# Best Church History Sets



## FenderPriest (Apr 1, 2009)

Hey guys,

I've got a friend asking my opinion on the best church history sets to buy (he's making a book list for his wedding gifts-list!). He's interested in Schaff, who's good, but stops at the end of the 16th century (generally). What would you guys recommend? I've heard Pelikan's work is excellent, but beyond Schaff (whom I've read selectively), I don't really know. Thanks for your help!


----------



## Jimmy the Greek (Apr 1, 2009)

A History of Christianity, 2 Volumes 
By: Kenneth Scott Latourette
http://www.christianbook.com/Christian/Books/product?item_no=332X


----------



## dbroyles (Apr 1, 2009)

Kenneth Scott Latourette's "A History of Christianity" is a good one. Single volume used copies from the '50s may be a little tough to find. The modern 2-volume set is still available and used in seminaries.


----------



## Leslie (Apr 1, 2009)

d'Aubigne can be downloaded for free. He wrote a history of the Reformation in England during the Sixteenth Century. It's 5 books in all. I've been reading it for the past 7 months and find it fascinating. If you can't find it by yourself, I could check on the address.


----------



## VilnaGaon (Apr 5, 2009)

Mosheim's History if you can find it. Stops at the 1700s though, Lutheran.


----------



## DMcFadden (Apr 5, 2009)

For an up-to-date and inexpensive entry into the field, you can hardly beat . . .

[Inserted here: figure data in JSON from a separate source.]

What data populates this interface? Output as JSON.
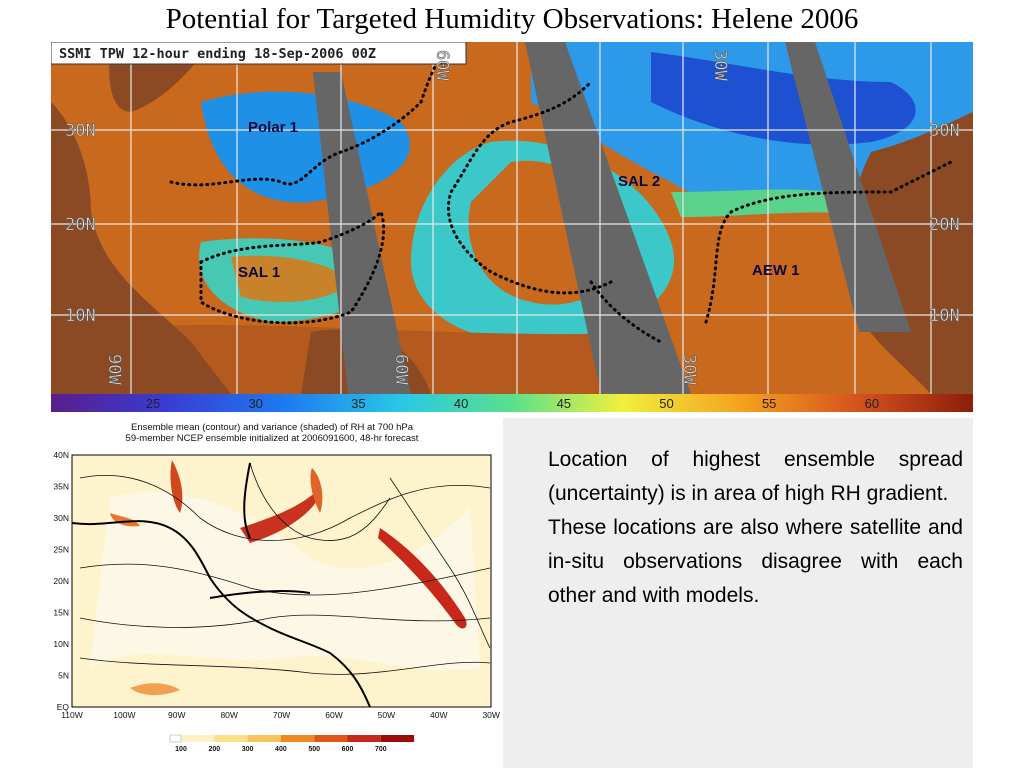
{
  "title": "Potential for Targeted Humidity Observations: Helene 2006",
  "satellite_map": {
    "header": "SSMI TPW 12-hour ending 18-Sep-2006 00Z",
    "regions": [
      "Polar 1",
      "SAL 2",
      "SAL 1",
      "AEW 1"
    ],
    "lat_labels_left": [
      "30N",
      "20N",
      "10N"
    ],
    "lat_labels_right": [
      "30N",
      "20N",
      "10N"
    ],
    "lon_labels_top": [
      "60W",
      "30W"
    ],
    "lon_labels_bottom": [
      "90W",
      "60W",
      "30W"
    ],
    "colorbar_labels": [
      25,
      30,
      35,
      40,
      45,
      50,
      55,
      60
    ]
  },
  "ensemble_map": {
    "title_lines": [
      "Ensemble mean (contour) and variance (shaded) of RH at 700 hPa",
      "59-member NCEP ensemble initialized at 2006091600, 48-hr forecast"
    ],
    "lat_labels": [
      "40N",
      "35N",
      "30N",
      "25N",
      "20N",
      "15N",
      "10N",
      "5N",
      "EQ"
    ],
    "lon_labels": [
      "110W",
      "100W",
      "90W",
      "80W",
      "70W",
      "60W",
      "50W",
      "40W",
      "30W"
    ],
    "colorbar_labels": [
      100,
      200,
      300,
      400,
      500,
      600,
      700
    ]
  },
  "text": {
    "paragraphs": [
      "Location of highest ensemble spread (uncertainty) is in area of high RH gradient.",
      "These locations are also where satellite and in-situ observations disagree with each other and with models."
    ]
  }
}
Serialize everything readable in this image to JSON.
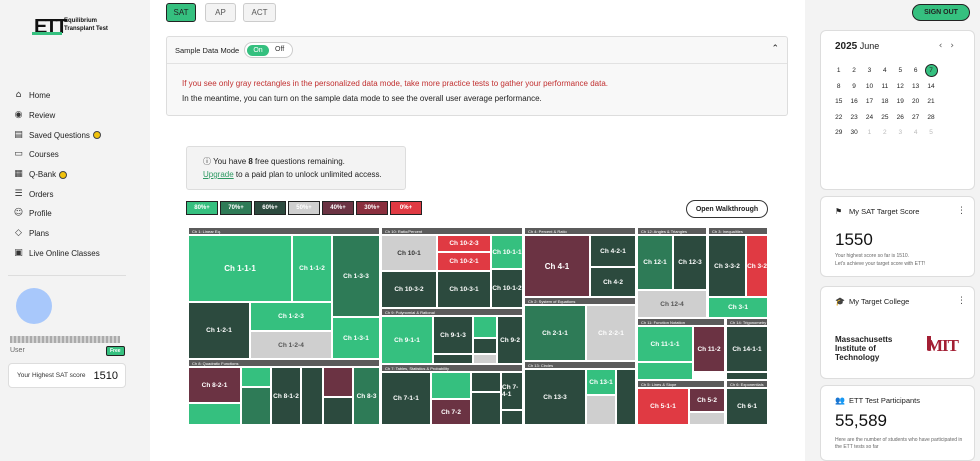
{
  "brand": {
    "mark": "ETT",
    "line1": "Equilibrium",
    "line2": "Transplant Test"
  },
  "nav": [
    {
      "label": "Home",
      "icon": "home-icon"
    },
    {
      "label": "Review",
      "icon": "review-icon"
    },
    {
      "label": "Saved Questions",
      "icon": "bookmark-icon",
      "badge": true
    },
    {
      "label": "Courses",
      "icon": "courses-icon"
    },
    {
      "label": "Q-Bank",
      "icon": "qbank-icon",
      "badge": true
    },
    {
      "label": "Orders",
      "icon": "orders-icon"
    },
    {
      "label": "Profile",
      "icon": "profile-icon"
    },
    {
      "label": "Plans",
      "icon": "plans-icon"
    },
    {
      "label": "Live Online Classes",
      "icon": "live-icon"
    }
  ],
  "user": {
    "role": "User",
    "plan": "Free",
    "score_label": "Your Highest SAT score",
    "score": "1510"
  },
  "tests": [
    "SAT",
    "AP",
    "ACT"
  ],
  "sign_out": "SIGN OUT",
  "sample_mode": {
    "label": "Sample Data Mode",
    "on": "On",
    "off": "Off",
    "msg1": "If you see only gray rectangles in the personalized data mode, take more practice tests to gather your performance data.",
    "msg2": "In the meantime, you can turn on the sample data mode to see the overall user average performance."
  },
  "remaining": {
    "prefix": "You have ",
    "count": "8",
    "suffix": " free questions remaining.",
    "upgrade": "Upgrade",
    "rest": " to a paid plan to unlock unlimited access."
  },
  "legend": [
    {
      "label": "80%+",
      "color": "#35c07f"
    },
    {
      "label": "70%+",
      "color": "#2e7b57"
    },
    {
      "label": "60%+",
      "color": "#2c4a3e"
    },
    {
      "label": "50%+",
      "color": "#cfcfcf"
    },
    {
      "label": "40%+",
      "color": "#6b3343"
    },
    {
      "label": "30%+",
      "color": "#8a2f3e"
    },
    {
      "label": "0%+",
      "color": "#e03a43"
    }
  ],
  "walkthrough": "Open Walkthrough",
  "treemap": {
    "headers": [
      "Ch 1: Linear Eq.",
      "Ch 10: Ratio/Percent",
      "Ch 4: Percent & Ratio",
      "Ch 12: Angles & Triangles",
      "Ch 3: Inequalities",
      "Ch 2: System of Equations",
      "Ch 9: Polynomial & Rational",
      "Ch 11: Function Notation",
      "Ch 14: Trigonometry",
      "Ch 8: Quadratic Functions",
      "Ch 7: Tables, Statistics & Probability",
      "Ch 13: Circles",
      "Ch 5: Lines & Slope",
      "Ch 6: Exponentials"
    ],
    "cells": [
      {
        "label": "Ch 1-1-1",
        "color": "#35c07f"
      },
      {
        "label": "Ch 1-1-2",
        "color": "#35c07f"
      },
      {
        "label": "Ch 1-3-3",
        "color": "#2e7b57"
      },
      {
        "label": "Ch 1-2-1",
        "color": "#2c4a3e"
      },
      {
        "label": "Ch 1-2-3",
        "color": "#35c07f"
      },
      {
        "label": "Ch 1-2-4",
        "color": "#cfcfcf"
      },
      {
        "label": "Ch 1-3-1",
        "color": "#35c07f"
      },
      {
        "label": "Ch 10-1",
        "color": "#cfcfcf"
      },
      {
        "label": "Ch 10-2-3",
        "color": "#e03a43"
      },
      {
        "label": "Ch 10-2-1",
        "color": "#e03a43"
      },
      {
        "label": "Ch 10-1-1",
        "color": "#35c07f"
      },
      {
        "label": "Ch 10-2-5",
        "color": "#e03a43"
      },
      {
        "label": "Ch 10-3-2",
        "color": "#2c4a3e"
      },
      {
        "label": "Ch 10-3-1",
        "color": "#2c4a3e"
      },
      {
        "label": "Ch 10-1-2",
        "color": "#2c4a3e"
      },
      {
        "label": "Ch 4-1",
        "color": "#6b3343"
      },
      {
        "label": "Ch 4-2-1",
        "color": "#2c4a3e"
      },
      {
        "label": "Ch 4-2",
        "color": "#2c4a3e"
      },
      {
        "label": "Ch 12-1",
        "color": "#2e7b57"
      },
      {
        "label": "Ch 12-3",
        "color": "#2c4a3e"
      },
      {
        "label": "Ch 12-4",
        "color": "#cfcfcf"
      },
      {
        "label": "Ch 3-3-2",
        "color": "#2c4a3e"
      },
      {
        "label": "Ch 3-2",
        "color": "#e03a43"
      },
      {
        "label": "Ch 3-1",
        "color": "#35c07f"
      },
      {
        "label": "Ch 2-1-1",
        "color": "#2e7b57"
      },
      {
        "label": "Ch 2-2-1",
        "color": "#cfcfcf"
      },
      {
        "label": "Ch 9-1-1",
        "color": "#35c07f"
      },
      {
        "label": "Ch 9-1-3",
        "color": "#2c4a3e"
      },
      {
        "label": "Ch 9-2",
        "color": "#2c4a3e"
      },
      {
        "label": "Ch 11-1-1",
        "color": "#35c07f"
      },
      {
        "label": "Ch 11-2",
        "color": "#6b3343"
      },
      {
        "label": "Ch 14-1-1",
        "color": "#2c4a3e"
      },
      {
        "label": "Ch 8-2-1",
        "color": "#6b3343"
      },
      {
        "label": "Ch 8-1-2",
        "color": "#2c4a3e"
      },
      {
        "label": "Ch 8-3",
        "color": "#2e7b57"
      },
      {
        "label": "Ch 8-1-3",
        "color": "#35c07f"
      },
      {
        "label": "Ch 7-1-1",
        "color": "#2c4a3e"
      },
      {
        "label": "Ch 7-2",
        "color": "#6b3343"
      },
      {
        "label": "Ch 7-4-1",
        "color": "#2c4a3e"
      },
      {
        "label": "Ch 13-3",
        "color": "#2c4a3e"
      },
      {
        "label": "Ch 13-1",
        "color": "#35c07f"
      },
      {
        "label": "Ch 5-1-1",
        "color": "#e03a43"
      },
      {
        "label": "Ch 5-2",
        "color": "#6b3343"
      },
      {
        "label": "Ch 6-1",
        "color": "#2c4a3e"
      }
    ]
  },
  "calendar": {
    "year": "2025",
    "month": "June",
    "selected": "7",
    "days": [
      "1",
      "2",
      "3",
      "4",
      "5",
      "6",
      "7",
      "8",
      "9",
      "10",
      "11",
      "12",
      "13",
      "14",
      "15",
      "16",
      "17",
      "18",
      "19",
      "20",
      "21",
      "22",
      "23",
      "24",
      "25",
      "26",
      "27",
      "28",
      "29",
      "30",
      "1",
      "2",
      "3",
      "4",
      "5"
    ]
  },
  "target_score": {
    "title": "My SAT Target Score",
    "value": "1550",
    "note1": "Your highest score so far is 1510.",
    "note2": "Let's achieve your target score with ETT!"
  },
  "target_college": {
    "title": "My Target College",
    "line1": "Massachusetts",
    "line2": "Institute of",
    "line3": "Technology",
    "logo": "MIT"
  },
  "participants": {
    "title": "ETT Test Participants",
    "value": "55,589",
    "note": "Here are the number of students who have participated in the ETT tests so far"
  }
}
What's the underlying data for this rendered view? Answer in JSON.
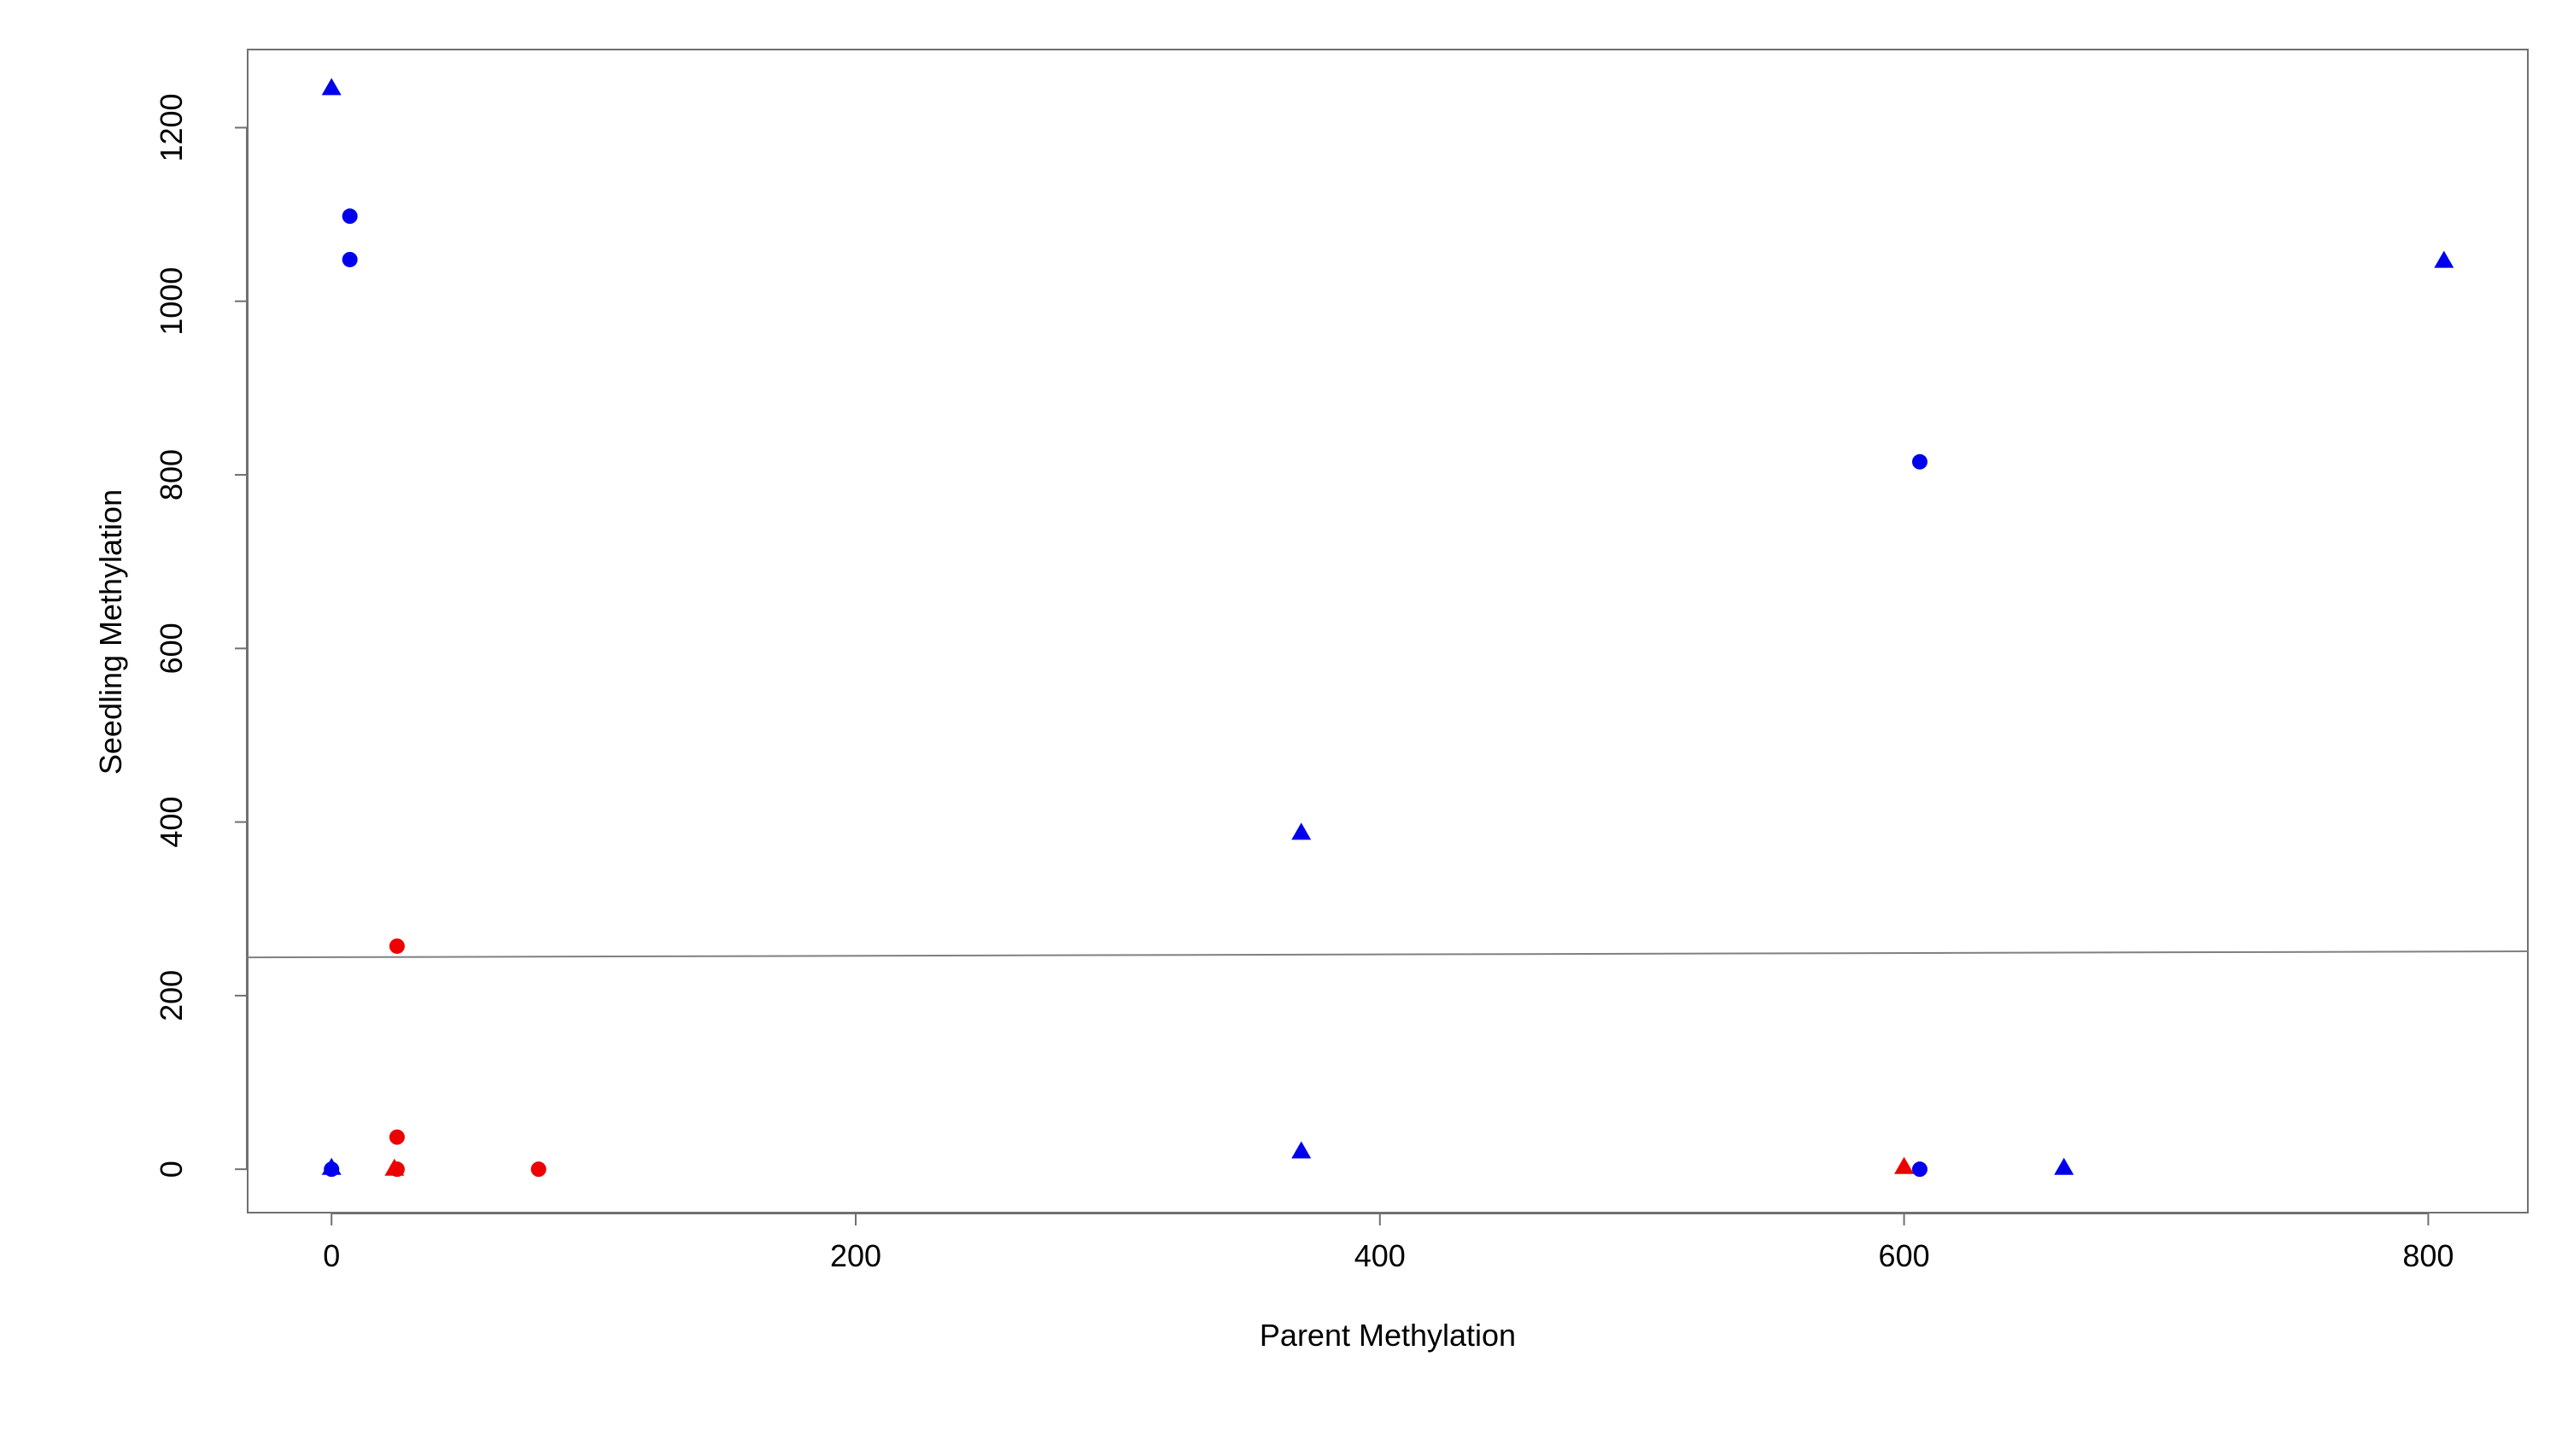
{
  "chart_data": {
    "type": "scatter",
    "title": "",
    "xlabel": "Parent Methylation",
    "ylabel": "Seedling Methylation",
    "xlim": [
      -32,
      838
    ],
    "ylim": [
      -50,
      1290
    ],
    "x_ticks": [
      0,
      200,
      400,
      600,
      800
    ],
    "y_ticks": [
      0,
      200,
      400,
      600,
      800,
      1000,
      1200
    ],
    "x_tick_labels": [
      "0",
      "200",
      "400",
      "600",
      "800"
    ],
    "y_tick_labels": [
      "0",
      "200",
      "400",
      "600",
      "800",
      "1000",
      "1200"
    ],
    "grid": false,
    "legend": "none",
    "colors": {
      "red": "#ee0000",
      "blue": "#0000ee",
      "axis": "#707070",
      "regression": "#808080"
    },
    "series": [
      {
        "color": "red",
        "marker": "circle",
        "points": [
          {
            "x": 25,
            "y": 257
          },
          {
            "x": 25,
            "y": 37
          },
          {
            "x": 25,
            "y": 0
          },
          {
            "x": 79,
            "y": 0
          }
        ]
      },
      {
        "color": "red",
        "marker": "triangle",
        "points": [
          {
            "x": 24,
            "y": 0
          },
          {
            "x": 600,
            "y": 2
          }
        ]
      },
      {
        "color": "blue",
        "marker": "circle",
        "points": [
          {
            "x": 7,
            "y": 1098
          },
          {
            "x": 7,
            "y": 1048
          },
          {
            "x": 0,
            "y": 0
          },
          {
            "x": 606,
            "y": 815
          },
          {
            "x": 606,
            "y": 0
          }
        ]
      },
      {
        "color": "blue",
        "marker": "triangle",
        "points": [
          {
            "x": 0,
            "y": 1245
          },
          {
            "x": 0,
            "y": 1
          },
          {
            "x": 370,
            "y": 387
          },
          {
            "x": 370,
            "y": 20
          },
          {
            "x": 661,
            "y": 1
          },
          {
            "x": 806,
            "y": 1046
          }
        ]
      }
    ],
    "regression_line": {
      "x": [
        -32,
        838
      ],
      "y": [
        244,
        251
      ]
    }
  }
}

_The Story of Christianity_, One-Volume Edition
Justo L. Gonzalez
Retail Price: $55.00 
CBD Price: $12.99

It is fairly standard in seminaries of all theological stripes. Gonzalez is himself pretty mainline in orientation.

For an even *better* deal, why not get . . .
_The History_ & _A Story Of Christianity_, 3 Volumes 
By: Kenneth Scott Latourette and Justo L. Gonzalez
Prince Press / Hardcover

Retail Price: $114.90 
*CBD Price: $22.99*
You Save $91.91 (80%)
Availability: In Stock
CBD Stock Number: WW33352

For a mere $22.99 you can get the Kenneth S. Latourette classic in two volumes AND the Gonzalez volumes in one!!! For $22.99 this would set you up quite nicely in basic church history.

I agree with reading d'Aubigne on the Reformation. I worked through it last year and found it to be a refreshing blessing. Old fashioned historians actually believed that God could intervene in history! What a concept!


----------



## PresbyDane (Apr 5, 2009)

Thank you for all the great ideas


----------